6 - Le devoir de réserve
C’est un des devoirs du médecin. Nous avons évoqué ce problème à l’occasion du problème du témoignage, nous le retrouvons ici avec les mêmes personnes et il fut un temps où l’on vit plus d’images de sacs de riz sur les côtes somaliennes que de flaques de pétrole sur les plages landaises. Le one-human-show ne semble pas avoir droit de cité dans le monde de l’humanitaire.

7- L’argent
Un des principes de l’aide humanitaire est le «désintéressement»financier. Or, avec le temps, on s’aperçoit que cette action a un coût et se trouve posé le problème de l’évaluation de ce fameux rapport coût-efficacité. C’est ainsi que dans certains cas, il coûtait moins cher de guérir que de prévenir ! Cette réflexion renvoie aussi à ce principe d’utilitarisme (John Stuart Mill au XIXème) qui préconise des choix sanitaires privilégiant le groupe plus que la personne en ne soignant, par exemple,que les patients contagieux. Il fut également parfois inopportun pour raisons financières de remettre en cause des choix diététiques préconisant des rations plus adaptées aux régimes amincissants qu’à une dénutrition profonde. Le problème de l’argent soulève celui des finances des ONG. Aucun de nos généreux donateurs ne contribue à hauteur de 20% du financement du PHANS. C’est tant mieux d’après Rony Braumann, ancien président de Médecins Sans Frontières, qui voit là une condition indispensable à l’indépendance d’une ONG. Le montant colossal du budget des grosses organisations a entraîné leur professionnalisation, c’était nécessaire. Ceci a eu plusieurs corollaires :
· le bénévolat des «missionnaires» a été remis en question et il paraît effectivement difficile de l’imposer lors de missions longues de plusieurs mois ou années,
· les émoluments des responsables des grosses ONG
· les campagnes-choc se sont succédées avec guerre des fanions devant les caméras pour apitoyer les donateurs privés et rassurer les bailleurs de fonds (organismes publics distribuant de l’argent aux organisations privées) en faisant volontiers l’impasse sur la dignité humaine ; encore un principe éthique bousculé…Nous ne salirons pas la foule des honnêtes gens en passant en revue certains récents scandales ; ce sera simplement l’occasion de rappeler cette nécessité de transparence qui de plus anime nombre d’ONG.

8 – Le frein au développement
I l paraît inconcevable que l’aide humanitaire se solde par un frein au développement ; et pourtant, les exemples sont nombreux : abandon de projet en cours, substitution empêchant l’autonomisation d’un système de soin, concurrence avec les systèmes sanitaires locaux, entretien d’un trafic de médicaments. C’est notamment pour éviter ces écueils que l’initiative de Bamako a vu le jour en 1987.

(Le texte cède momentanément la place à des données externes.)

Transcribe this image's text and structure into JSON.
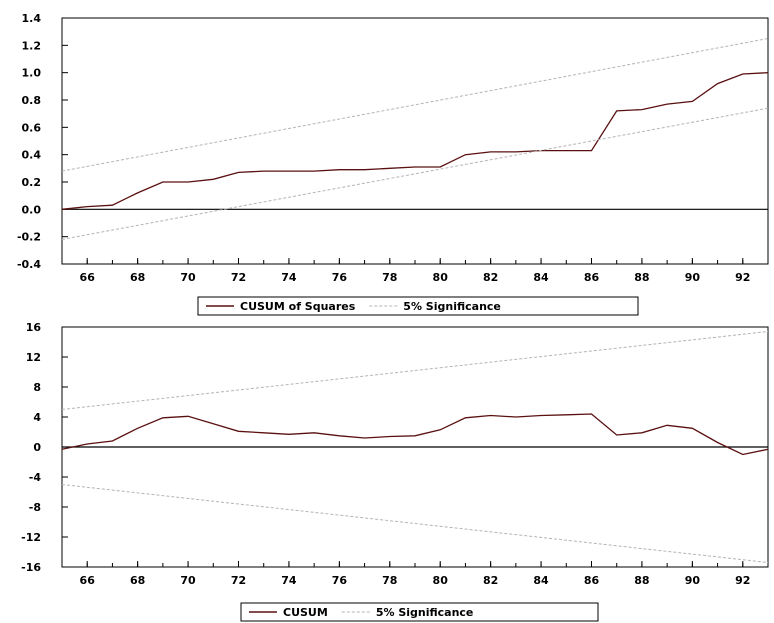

En conclusion, l’action humanitaire se situe souvent à l’interface de principes d’éthique médicale et nous avons abordé les problèmes soulevés par le secret, la neutralité, la réserve, l’ingérence, l’instrumentalisation, le prosélytisme, le respect des autres (dignité humaine, utilitarisme, ingérence culturelle), l’argent et le paradoxal frein potentiel au développement. Ces problèmes, nous y avons été confrontés au fil de notre action (sauf ceux relatifs aux émoluments et, heureusement, aux conflits armés). Nous nous devons et nous vous devons d’y faire face ; nous le faisons avec transparence et nous l’espérons clairvoyance. Bien que par essence financièrement désintéressée, la médecine humanitaire est riche d’enseignement, notamment de par les questions éthiques qu’elle soulève.